Inaspettatamente, anche le madri con livelli eccessivi presentavano un rischio aumentato, sebbene inferiore rispetto al gruppo con folato basso, con una probabilità 1,81 volte maggiore di avere un bambino affetto da CHD.

Il ruolo della vitamina B12 e dell’omocisteina

Il folato, però, non era l’unico fattore determinante. Lo studio ha anche evidenziato l’importanza di altri nutrienti, in particolare la vitamina B12 e l’omocisteina. Le madri con carenza di vitamina B12 e bassi livelli di folato avevano un rischio fino a 7 volte maggiore di avere figli con CHD. Un simile aumento del rischio è stato osservato anche tra le madri con livelli elevati e carenza di vitamina B12.

L’omocisteina, un amminoacido che può accumularsi in caso di carenze vitaminiche, rappresentava un altro fattore di rischio significativo.

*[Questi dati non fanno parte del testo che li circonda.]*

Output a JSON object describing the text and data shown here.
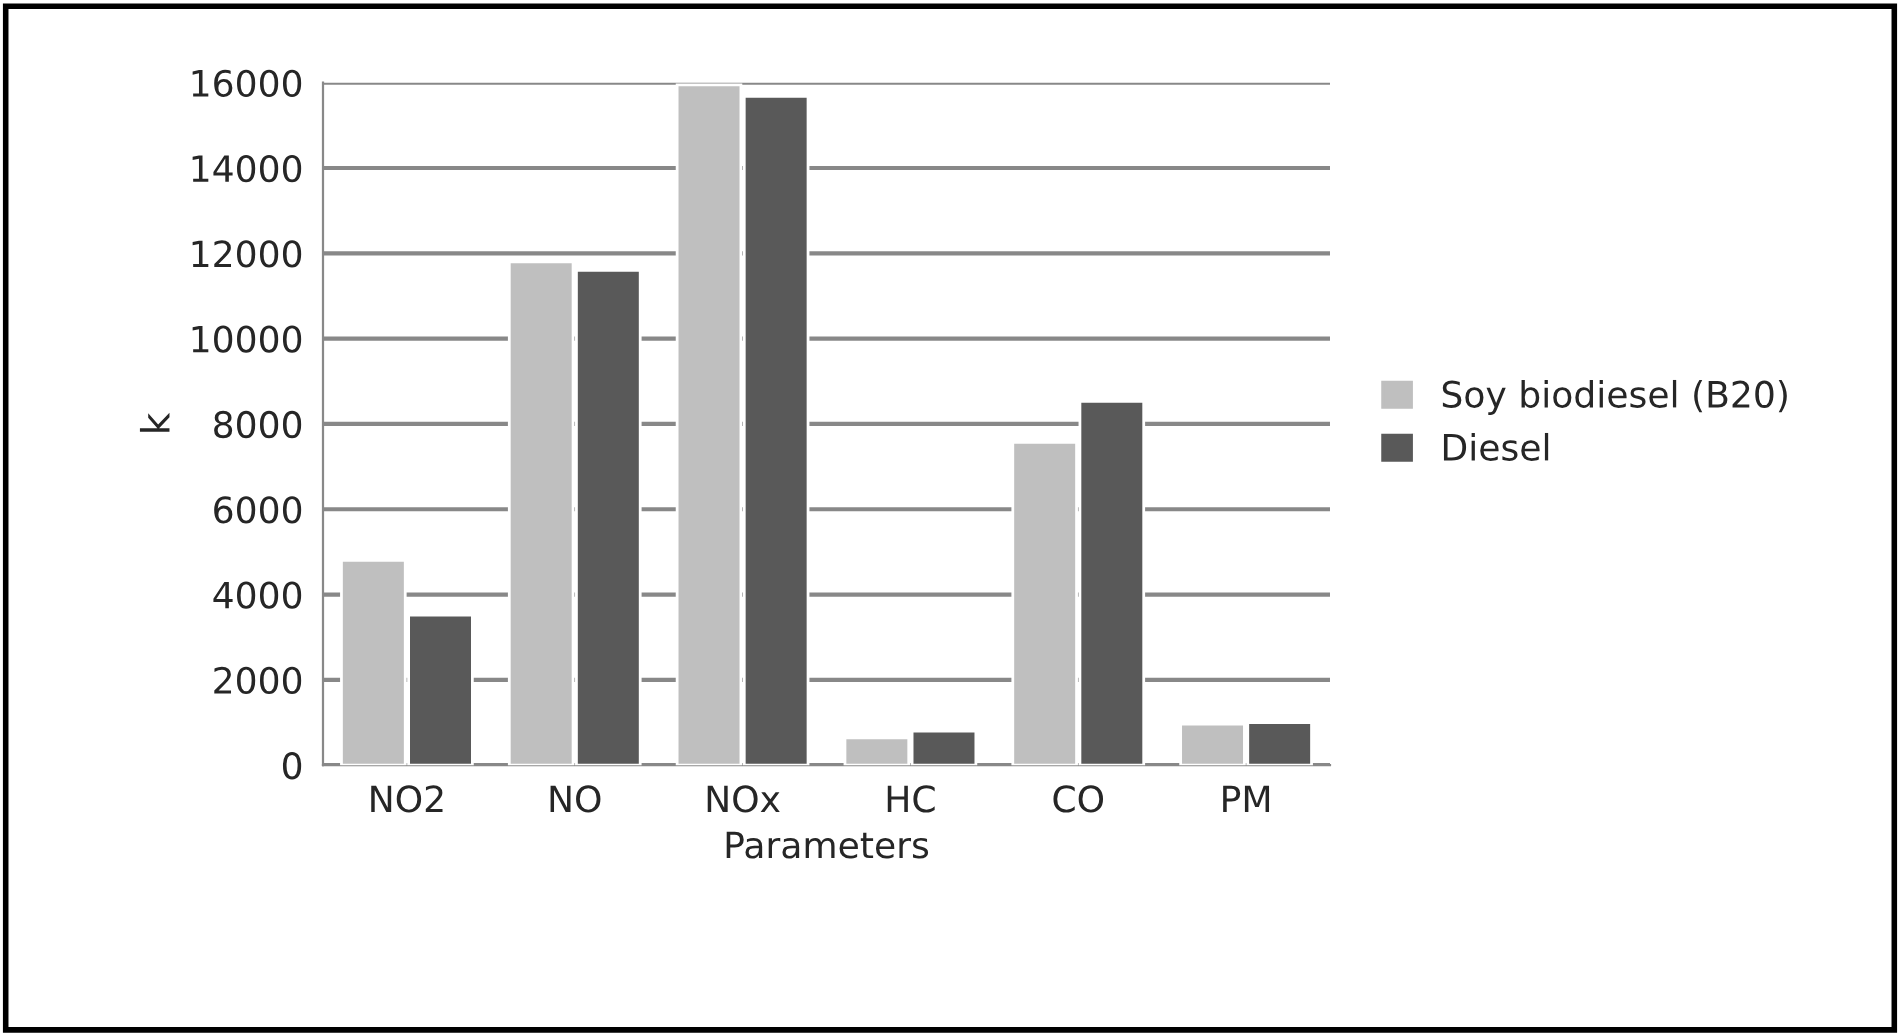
{
  "chart_data": {
    "type": "bar",
    "xlabel": "Parameters",
    "ylabel": "k",
    "categories": [
      "NO2",
      "NO",
      "NOx",
      "HC",
      "CO",
      "PM"
    ],
    "series": [
      {
        "name": "Soy biodiesel (B20)",
        "color": "#bfbfbf",
        "values": [
          4800,
          11800,
          15950,
          640,
          7570,
          960
        ]
      },
      {
        "name": "Diesel",
        "color": "#595959",
        "values": [
          3520,
          11600,
          15680,
          800,
          8530,
          1000
        ]
      }
    ],
    "ylim": [
      0,
      16000
    ],
    "yticks": [
      0,
      2000,
      4000,
      6000,
      8000,
      10000,
      12000,
      14000,
      16000
    ],
    "grid": "y",
    "legend": "right"
  }
}
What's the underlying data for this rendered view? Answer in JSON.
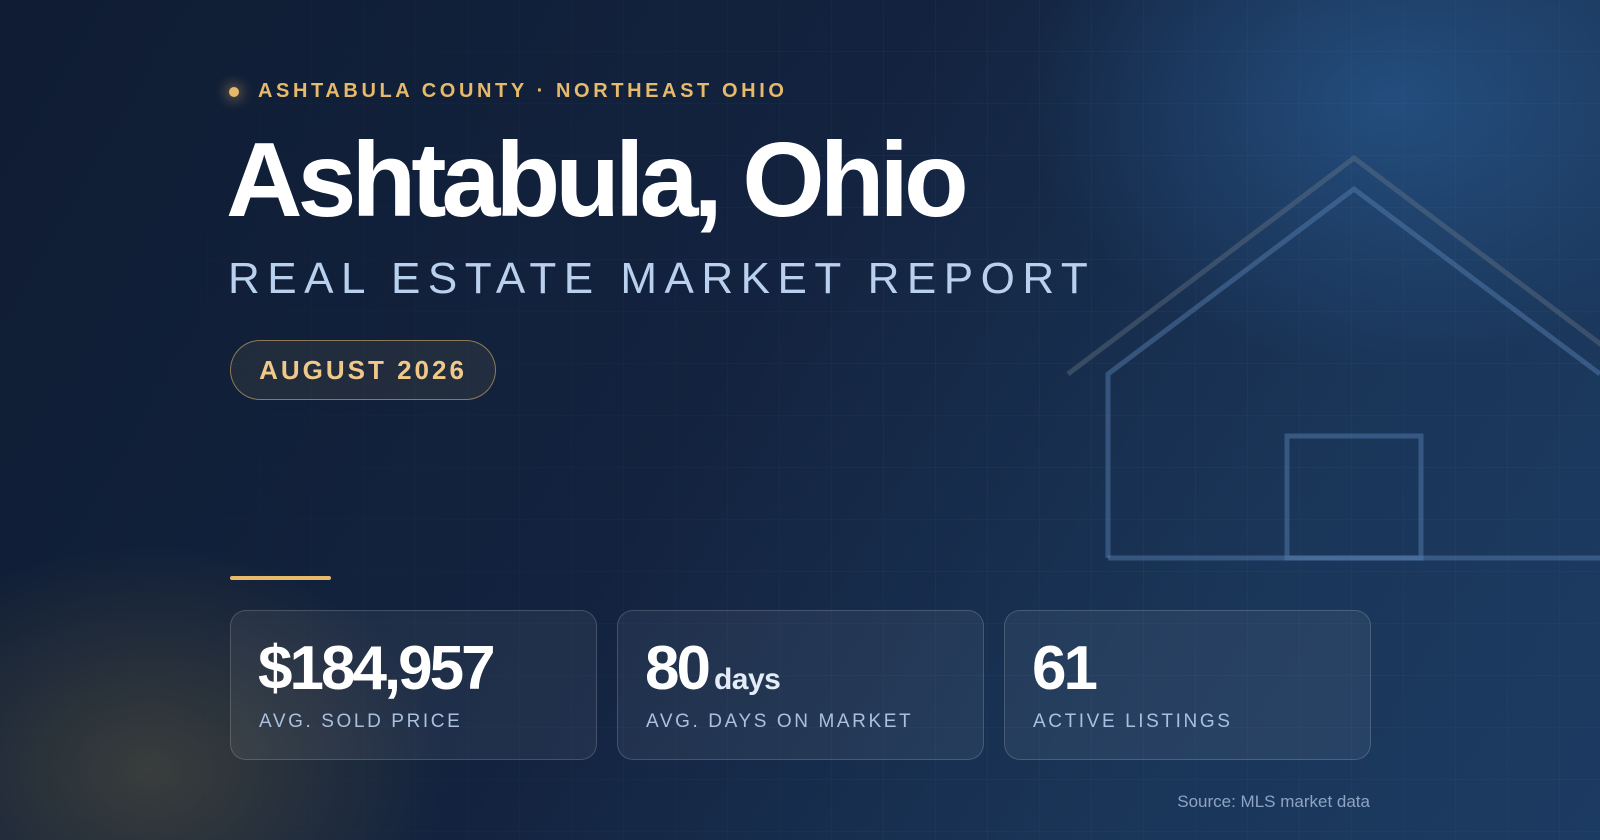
{
  "eyebrow": "ASHTABULA COUNTY · NORTHEAST OHIO",
  "title": "Ashtabula, Ohio",
  "subtitle": "REAL ESTATE MARKET REPORT",
  "date": "AUGUST 2026",
  "stats": [
    {
      "value": "$184,957",
      "label": "AVG. SOLD PRICE"
    },
    {
      "value": "80",
      "unit": "days",
      "label": "AVG. DAYS ON MARKET"
    },
    {
      "value": "61",
      "label": "ACTIVE LISTINGS"
    }
  ],
  "source": "Source: MLS market data"
}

Livelli elevati sono stati associati a un aumento quasi del 9 volte del rischio di CHD nei bambini nati da madri con bassi livelli di folato, e un rischio 7 volte maggiore nelle madri con livelli elevati di folato.

Conclusioni

Lo studio evidenzia l’importanza di un approccio più sofisticato e personalizzato all’integrazione di folati durante la gravidanza. Questo permetterebbe di massimizzare i benefici dell’integrazione e ridurre il rischio di malattie congenite nei neonati.

La ricerca futura dovrà concentrarsi sul chiarimento dei meccanismi biologici sottostanti queste associazioni e sull’ottimizzazione delle raccomandazioni cliniche per le donne in gravidanza.

Le attuali raccomandazioni sono state un passo avanti fondamentale per la salute materna e infantile.

Tuttavia è chiaro che ulteriori approfondimenti sono necessari per garantire un equilibrio nutrizionale ottimale durante la gestazione.

Fonti

Yanji Qu et al, Folato sierico materno durante la gravidanza e cardiopatia congenita nella prole, JAMA Network Open (2024).